When a medicine is launched you know about 50% of what you need to know, the other 50% comes from somewhere after you have launched the medicine. That's a quote from Patrick Vallance President of Pharmaceuticals R&D at GSK speaking at a recent Academy of Medical Sciences meeting. This type of comment is not what you would normally expect to hear from a pharmaceutical company. Usually the representatives quote the research and development and the pivotal clinical trial as if the totality of knowledge was available when the drug is introduced.
The launch of the new oral anticoagulants (NOAC) represents an important milestone in cardiovascular therapeutics. The pharmaceutical industry is changing and the old models of trying to discover a blockbuster drug is probably not going to work. But the NOACs are part of this old model where a replacement for warfarin is highly likely to be a blockbuster. Once a new medicine has moved from pre-clinical to clinical development, passed the phase 3 clinical trial testing and been shown to be effective it is over to the marketing division to ensure that the drug is as successful as possible. At that point maximising the return on investment over the final years until the patent expires is the most important job.
Dabigatran was the first NOAC launched as a replacement for warfarin. The RELY trial demonstrated that dabigatran was at least as effective as warfarin at reducing the risk of ischaemic stroke in people with atrial fibrillation. However since its introduction into clinical practice the rates of bleeding and unwanted effects of the drug appear to be much higher than those reported in the original clinical trial raising concerns from the FDA. Take a recent paper in 467 consecutive Chinese patients in atrial fibrillation. They were a typical mix of patients older people who had a CHA2DS2-VASc score of 3.6 and therefore an annual stroke risk of about 3.5-4%. They were prescribed dabigatran for stroke prevention. Over the subsequent 16 months of follow up one fifth of people permanently discontinued the drug. One third of people stopped it because of indigestion symptoms followed by other adverse events such as minor bleeding (9%), major gastrointestinal bleeding (8%), and intracranial hemorrhage (1%). In the patients on the drug there were 9 ischemic strokes, 3 intracranial bleeds and 24 major gastrointestinal bleeds. So in this population the annual stroke risk without anticoagulation would be predicted from the CHADS2VASC score to be about 3.8% the observed 5.8% risk of intracranial and gastrointestinal bleeding is a cause concern as is the very high rate of discontinuation of the drug.

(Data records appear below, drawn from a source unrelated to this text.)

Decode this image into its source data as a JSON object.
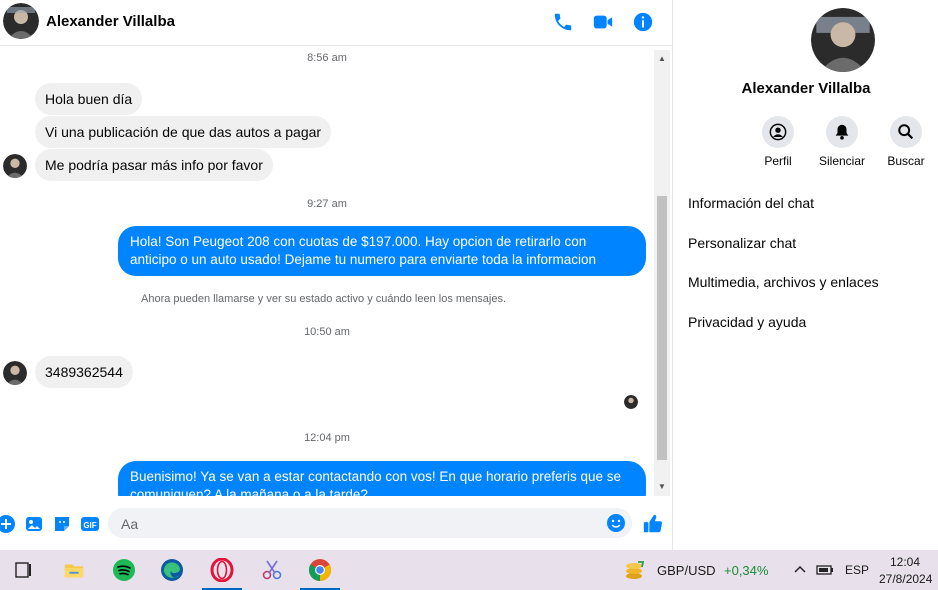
{
  "header": {
    "name": "Alexander Villalba",
    "icons": [
      "phone-icon",
      "video-icon",
      "info-icon"
    ]
  },
  "messages": {
    "ts1": "8:56 am",
    "in1": "Hola buen día",
    "in2": "Vi una publicación de que das autos a pagar",
    "in3": "Me podría pasar más info por favor",
    "ts2": "9:27 am",
    "out1": "Hola! Son Peugeot 208 con cuotas de $197.000. Hay opcion de retirarlo con anticipo o un auto usado! Dejame tu numero para enviarte toda la informacion",
    "notice": "Ahora pueden llamarse y ver su estado activo y cuándo leen los mensajes.",
    "ts3": "10:50 am",
    "in4": "3489362544",
    "ts4": "12:04 pm",
    "out2": "Buenisimo! Ya se van a estar contactando con vos! En que horario preferis que se comuniquen? A la mañana o a la tarde?"
  },
  "composer": {
    "placeholder": "Aa"
  },
  "info": {
    "name": "Alexander Villalba",
    "actions": {
      "perfil": "Perfil",
      "silenciar": "Silenciar",
      "buscar": "Buscar"
    },
    "menu": {
      "chat_info": "Información del chat",
      "customize": "Personalizar chat",
      "media": "Multimedia, archivos y enlaces",
      "privacy": "Privacidad y ayuda"
    }
  },
  "taskbar": {
    "ticker": "GBP/USD",
    "change": "+0,34%",
    "lang": "ESP",
    "time": "12:04",
    "date": "27/8/2024"
  },
  "colors": {
    "accent": "#0084ff",
    "bubble_in": "#f0f0f0",
    "taskbar": "#e8e1ec"
  }
}
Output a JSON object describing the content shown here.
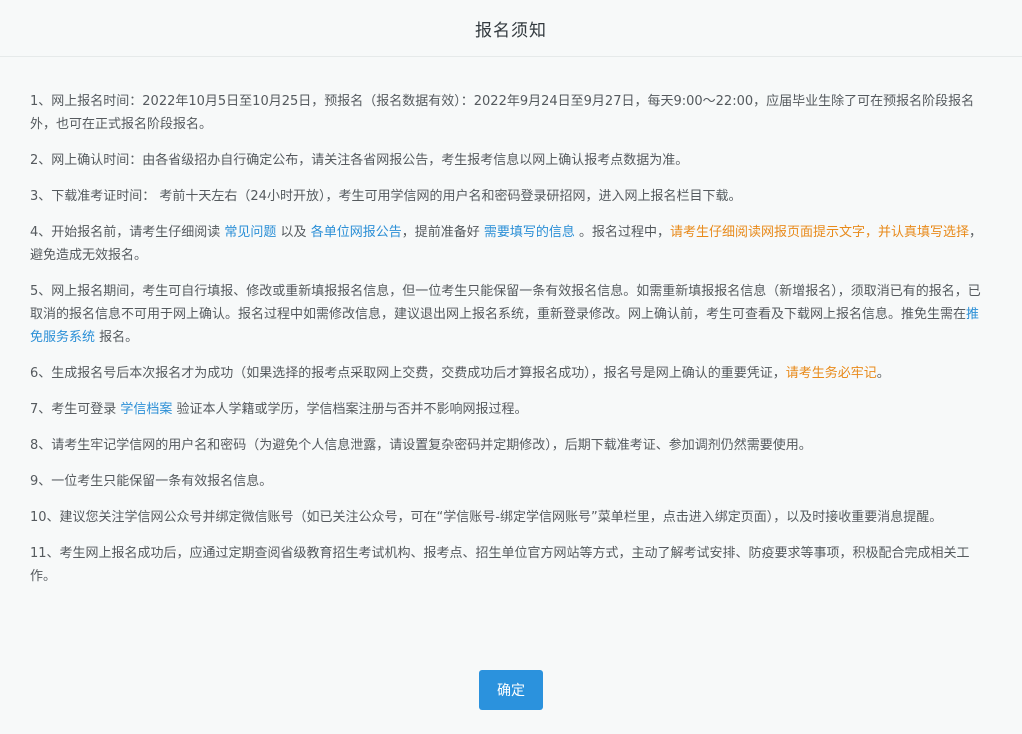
{
  "dialog": {
    "title": "报名须知",
    "confirm_label": "确定"
  },
  "notice": {
    "item1": "1、网上报名时间：2022年10月5日至10月25日，预报名（报名数据有效）：2022年9月24日至9月27日，每天9:00～22:00，应届毕业生除了可在预报名阶段报名外，也可在正式报名阶段报名。",
    "item2": "2、网上确认时间：由各省级招办自行确定公布，请关注各省网报公告，考生报考信息以网上确认报考点数据为准。",
    "item3": "3、下载准考证时间： 考前十天左右（24小时开放），考生可用学信网的用户名和密码登录研招网，进入网上报名栏目下载。",
    "item4": {
      "t1": "4、开始报名前，请考生仔细阅读 ",
      "link1": "常见问题",
      "t2": " 以及 ",
      "link2": "各单位网报公告",
      "t3": "，提前准备好 ",
      "link3": "需要填写的信息",
      "t4": " 。报名过程中，",
      "warn": "请考生仔细阅读网报页面提示文字，并认真填写选择",
      "t5": "，避免造成无效报名。"
    },
    "item5": {
      "t1": "5、网上报名期间，考生可自行填报、修改或重新填报报名信息，但一位考生只能保留一条有效报名信息。如需重新填报报名信息（新增报名），须取消已有的报名，已取消的报名信息不可用于网上确认。报名过程中如需修改信息，建议退出网上报名系统，重新登录修改。网上确认前，考生可查看及下载网上报名信息。推免生需在",
      "link": "推免服务系统",
      "t2": " 报名。"
    },
    "item6": {
      "t1": "6、生成报名号后本次报名才为成功（如果选择的报考点采取网上交费，交费成功后才算报名成功），报名号是网上确认的重要凭证，",
      "warn": "请考生务必牢记",
      "t2": "。"
    },
    "item7": {
      "t1": "7、考生可登录 ",
      "link": "学信档案",
      "t2": " 验证本人学籍或学历，学信档案注册与否并不影响网报过程。"
    },
    "item8": "8、请考生牢记学信网的用户名和密码（为避免个人信息泄露，请设置复杂密码并定期修改），后期下载准考证、参加调剂仍然需要使用。",
    "item9": "9、一位考生只能保留一条有效报名信息。",
    "item10": "10、建议您关注学信网公众号并绑定微信账号（如已关注公众号，可在“学信账号-绑定学信网账号”菜单栏里，点击进入绑定页面），以及时接收重要消息提醒。",
    "item11": "11、考生网上报名成功后，应通过定期查阅省级教育招生考试机构、报考点、招生单位官方网站等方式，主动了解考试安排、防疫要求等事项，积极配合完成相关工作。"
  },
  "colors": {
    "link": "#2b8fd6",
    "warning": "#e88a1a",
    "button": "#2b92dd",
    "text": "#555a5e"
  }
}
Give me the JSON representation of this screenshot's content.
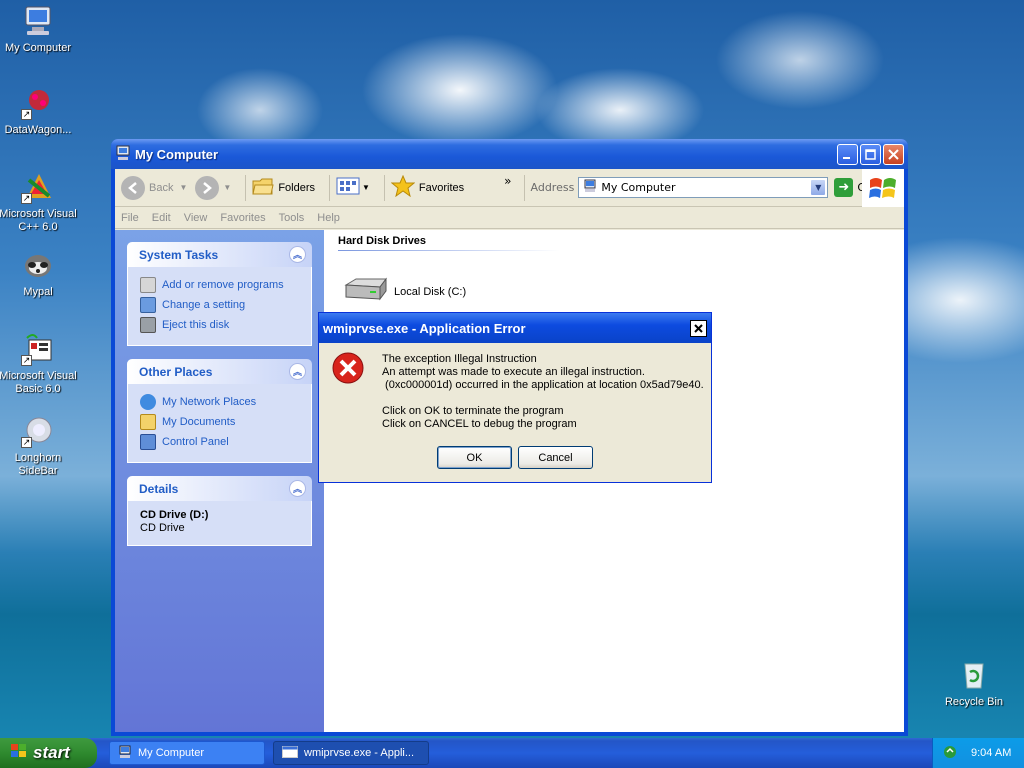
{
  "desktop": {
    "icons": [
      {
        "label": "My Computer"
      },
      {
        "label": "DataWagon..."
      },
      {
        "label": "Microsoft Visual C++ 6.0"
      },
      {
        "label": "Mypal"
      },
      {
        "label": "Microsoft Visual Basic 6.0"
      },
      {
        "label": "Longhorn SideBar"
      },
      {
        "label": "Recycle Bin"
      }
    ]
  },
  "window": {
    "title": "My Computer",
    "toolbar": {
      "back": "Back",
      "folders": "Folders",
      "favorites": "Favorites",
      "more": "»",
      "address_label": "Address",
      "address_value": "My Computer",
      "go": "Go"
    },
    "menu": [
      "File",
      "Edit",
      "View",
      "Favorites",
      "Tools",
      "Help"
    ],
    "taskpane": {
      "system_tasks": {
        "title": "System Tasks",
        "links": [
          "Add or remove programs",
          "Change a setting",
          "Eject this disk"
        ]
      },
      "other_places": {
        "title": "Other Places",
        "links": [
          "My Network Places",
          "My Documents",
          "Control Panel"
        ]
      },
      "details": {
        "title": "Details",
        "name": "CD Drive (D:)",
        "type": "CD Drive"
      }
    },
    "content": {
      "group_title": "Hard Disk Drives",
      "drive_label": "Local Disk (C:)"
    }
  },
  "dialog": {
    "title": "wmiprvse.exe - Application Error",
    "message": "The exception Illegal Instruction\nAn attempt was made to execute an illegal instruction.\n (0xc000001d) occurred in the application at location 0x5ad79e40.\n\nClick on OK to terminate the program\nClick on CANCEL to debug the program",
    "ok": "OK",
    "cancel": "Cancel"
  },
  "taskbar": {
    "start": "start",
    "tasks": [
      {
        "label": "My Computer"
      },
      {
        "label": "wmiprvse.exe - Appli..."
      }
    ],
    "clock": "9:04 AM"
  },
  "colors": {
    "xp_blue": "#0a49d6",
    "link_blue": "#215dc6",
    "error_red": "#d8241c",
    "start_green": "#2f8a2f"
  }
}
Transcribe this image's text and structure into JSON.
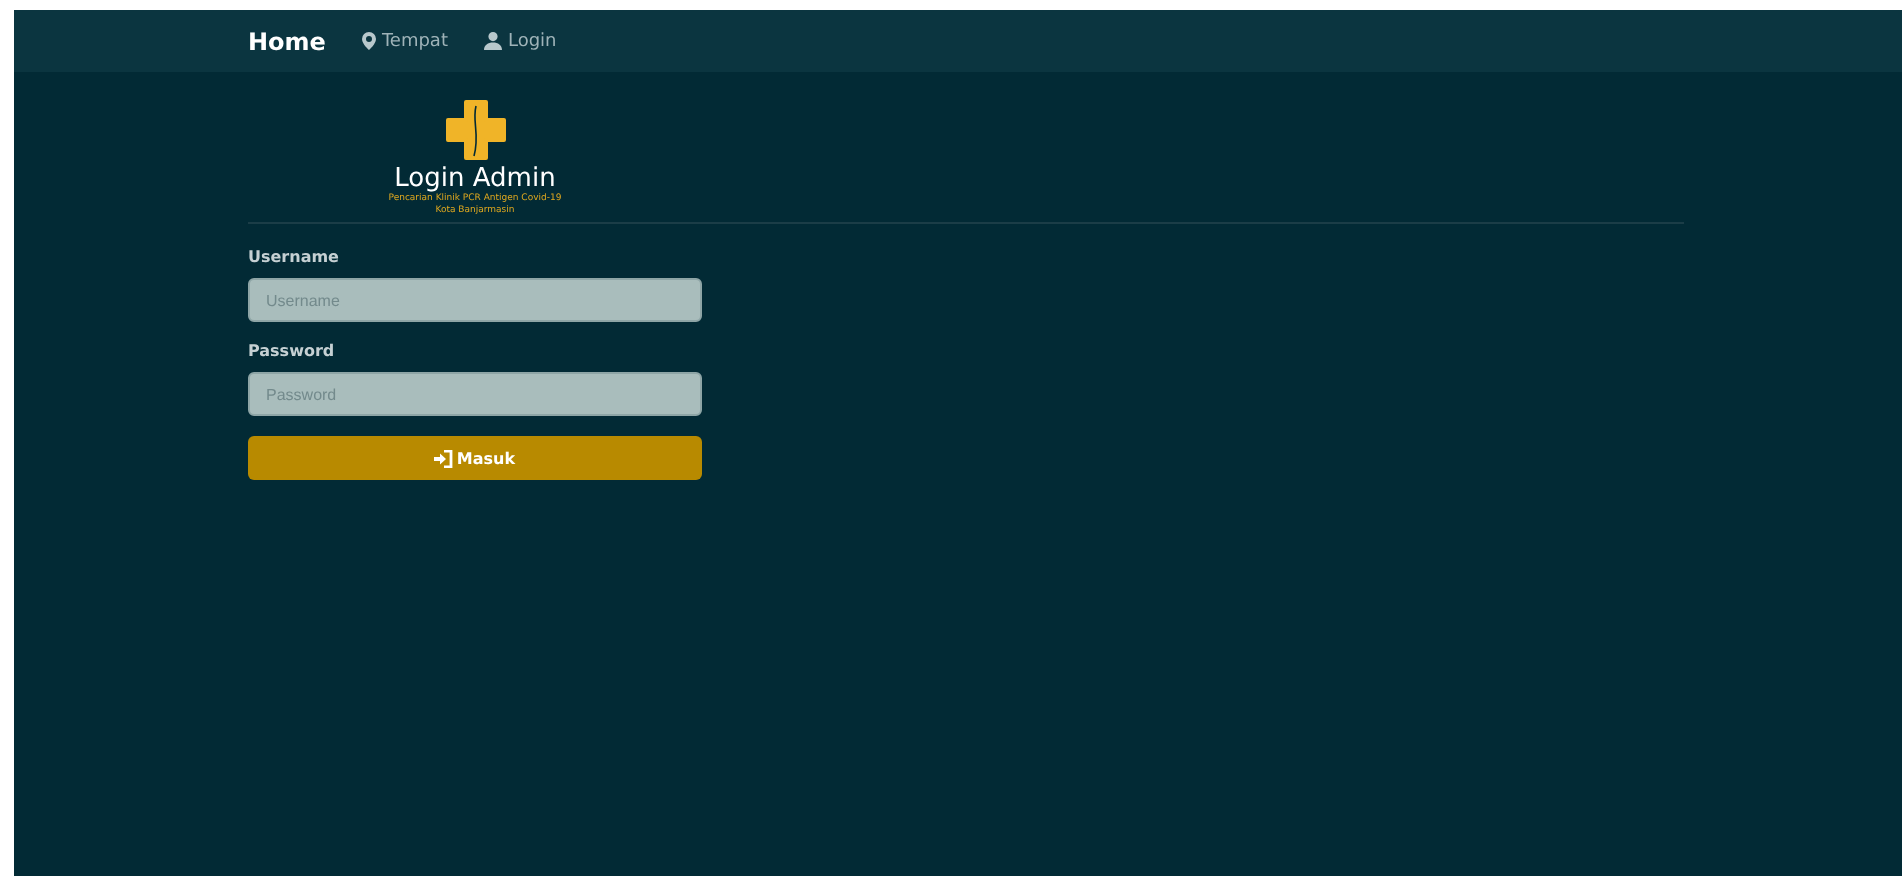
{
  "navbar": {
    "items": [
      {
        "label": "Home",
        "kind": "plain",
        "selected": true
      },
      {
        "label": "Tempat",
        "kind": "place",
        "selected": false
      },
      {
        "label": "Login",
        "kind": "account",
        "selected": false
      }
    ]
  },
  "header": {
    "title": "Login Admin",
    "subtitle_lines": [
      "Pencarian Klinik PCR Antigen Covid-19",
      "Kota Banjarmasin"
    ]
  },
  "form": {
    "fields": [
      {
        "label": "Username",
        "placeholder": "Username"
      },
      {
        "label": "Password",
        "placeholder": "Password"
      }
    ],
    "submit": "Masuk"
  }
}
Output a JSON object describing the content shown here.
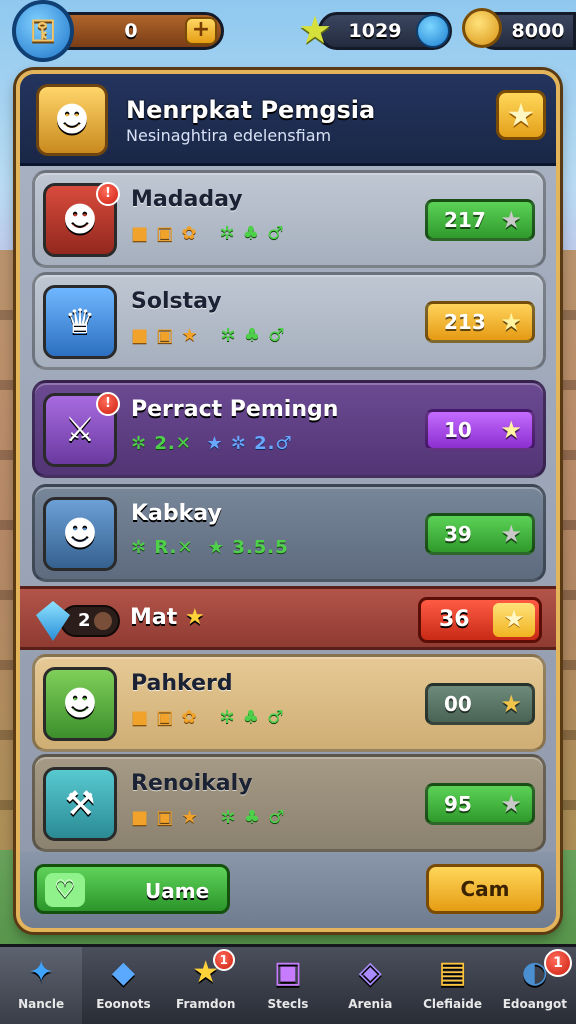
{
  "hud": {
    "keys": "0",
    "gems": "1029",
    "coins": "8000"
  },
  "header": {
    "title": "Nenrpkat Pemgsia",
    "subtitle": "Nesinaghtira edelensfiam"
  },
  "players": [
    {
      "name": "Madaday",
      "score": "217",
      "stats": [
        "⬛",
        "⬛",
        "⬛"
      ],
      "stats_text": [
        "■ ▣ ✿",
        "✲ ♣ ♂"
      ],
      "badge": "!"
    },
    {
      "name": "Solstay",
      "score": "213",
      "stats_text": [
        "■ ▣ ★",
        "✲ ♣ ♂"
      ],
      "badge": ""
    },
    {
      "name": "Perract Pemingn",
      "score": "10",
      "stats_text": [
        "✲ 2.✕",
        "★ ✲ 2.♂"
      ],
      "badge": "!"
    },
    {
      "name": "Kabkay",
      "score": "39",
      "stats_text": [
        "✲ R.✕",
        "★ 3.5.5"
      ],
      "badge": ""
    }
  ],
  "mine": {
    "rank": "2",
    "name": "Mat",
    "score": "36"
  },
  "players_below": [
    {
      "name": "Pahkerd",
      "score": "00",
      "stats_text": [
        "■ ▣ ✿",
        "✲ ♣ ♂"
      ]
    },
    {
      "name": "Renoikaly",
      "score": "95",
      "stats_text": [
        "■ ▣ ★",
        "✲ ♣ ♂"
      ]
    }
  ],
  "footer": {
    "left_button": "Uame",
    "right_button": "Cam"
  },
  "nav": [
    {
      "label": "Nancle",
      "icon": "✦",
      "badge": ""
    },
    {
      "label": "Eoonots",
      "icon": "◆",
      "badge": ""
    },
    {
      "label": "Framdon",
      "icon": "★",
      "badge": "1"
    },
    {
      "label": "Stecls",
      "icon": "▣",
      "badge": ""
    },
    {
      "label": "Arenia",
      "icon": "◈",
      "badge": ""
    },
    {
      "label": "Clefiaide",
      "icon": "▤",
      "badge": ""
    },
    {
      "label": "Edoangot",
      "icon": "◐",
      "badge": "1"
    }
  ]
}
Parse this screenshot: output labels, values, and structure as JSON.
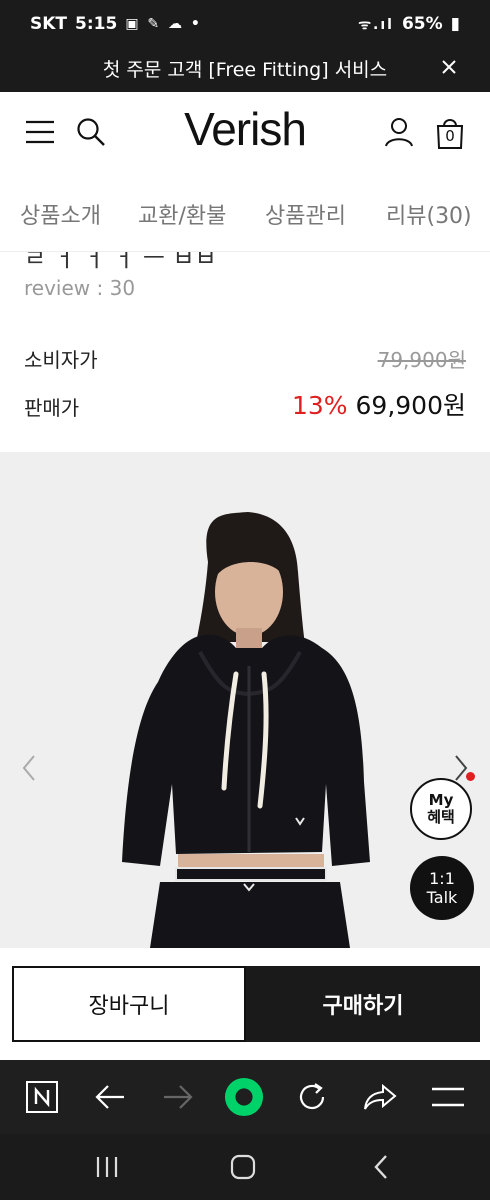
{
  "status_bar": {
    "carrier": "SKT",
    "time": "5:15",
    "battery": "65%",
    "left_icons": "▣ ✎ ☁ •",
    "right_icons": "ᯤ.ıl"
  },
  "promo_banner": {
    "text": "첫 주문 고객 [Free Fitting] 서비스",
    "close_icon": "close-icon"
  },
  "header": {
    "logo": "Verish",
    "cart_count": "0",
    "icons": [
      "hamburger-icon",
      "search-icon",
      "account-icon",
      "cart-icon"
    ]
  },
  "tabs": [
    "상품소개",
    "교환/환불",
    "상품관리",
    "리뷰(30)"
  ],
  "product": {
    "title_fragment": "ㄹ ㅓ ㅓ ㅓ  ㅡ  ㅂㅂ",
    "review": "review : 30",
    "consumer_price_label": "소비자가",
    "consumer_price": "79,900원",
    "sale_price_label": "판매가",
    "discount": "13%",
    "sale_price": "69,900원"
  },
  "gallery": {
    "my_benefit_line1": "My",
    "my_benefit_line2": "혜택",
    "talk_line1": "1:1",
    "talk_line2": "Talk"
  },
  "actions": {
    "cart": "장바구니",
    "buy": "구매하기"
  },
  "browser_bar": {
    "icons": [
      "naver-icon",
      "back-arrow-icon",
      "forward-arrow-icon",
      "green-dot-icon",
      "refresh-icon",
      "share-icon",
      "menu-icon"
    ]
  },
  "nav_bar": {
    "icons": [
      "recent-apps-icon",
      "home-icon",
      "back-icon"
    ]
  },
  "colors": {
    "accent_red": "#e02020",
    "dark": "#1b1b1b",
    "green": "#00d26a"
  }
}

Dabigatran has been promoted as much simpler and more convenient for patients than warfarin because the manufacturers say that they there is no need for blood monitoring. However a study published in JACC earlier this year showed that there was very high degree of variability in the plasma levels of dabigatran in patients. Those people with high plasma levels of dabigatran not surprisingly had a higher risk of bleeding and this has led some people to ask whether monitoring of plasma levels might improve the safety profile of the drug.
Probability of Major Bleeding Event and Ischemic Stroke/SEE Versus Trough Plasma Concentration of Dabigatran Calculated for 72-year-old male atrial fibrillation patient with prior stroke and diabetes. Lines and boxes at the top of the panel indicate median dabigatran concentrations in the RE-LY trial with 10th and 90th percentiles.
Only time will tell as we get a more complete picture of the clinical pharmacology and real world experience of using the NOACs but like all new drugs we should exert a degree of caution and remember that we only know about half of what we need to know when the drug is launched.
Dr Richard Bogle
The opinions expressed in this blog are strictly those of the author and should not be construed as the opinion or policy of my employers nor recommendations for your care or anyone else's. Always seek professional guidance instead.